Aerospace Safety Advisory Panel Releases Annual Report (PDF)
"The panel's report provides a summary of key safety-related issues the agency confronts at this time," ASAP Chairman Joseph W. Dyer said. "The most important relate to the future of the nation's human spaceflight program. Critical safety issues the panel reviewed include human rating requirements for potential commercial and international entities, extension of the shuttle beyond the current manifest, the workforce transition from the shuttle to the follow-on program, the need for candid public communications about the risks of human spaceflight, and more aggressive use of robots to reduce the risk of human exploration."


Different people mean different things when they talk about commercial launch vehicles.

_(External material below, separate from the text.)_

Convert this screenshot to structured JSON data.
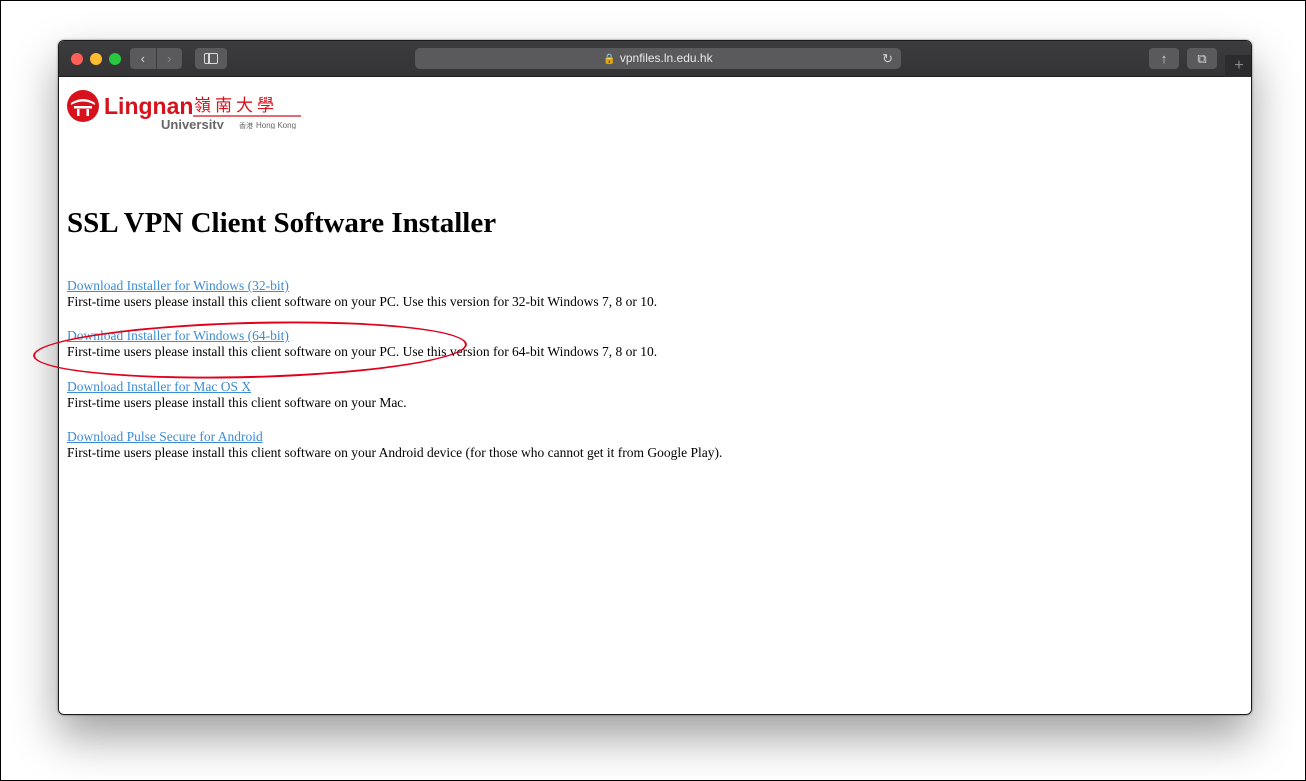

Atlas and Delta do, in fact, have a "long, proven flight record." It's reasonable to think that you might be able to mod them for human launch. They're not cheap, though-- it's not clear that you'd save money switching to ELV variants from Ares-1. (Although the Air Force would indeed benefit, since they'd have a bigger production run).
In the same sentence, however, they talk about the Falcon launch vehicle. This one does not have a "long proven flight record"-- in fact, the proposed human launch vehicle, Falcon-V, has no launch record at all.
Likewise, Taurus, to date, is a mini launch vehicle. Taurus-II (which still hasn't flown) will compete in the old Delta-2 market.
Falcon and Taurus both are going to need a lot of launches to prove that they are reliable enough for human launches. I do, in fact, have confidence that they can get there eventually. But, right now, they're not there.
(I'm a great fan of the COTS project, by the way-- let's fund them to send cargo to space station, and give them a chance to build up a success record. One step at a time.)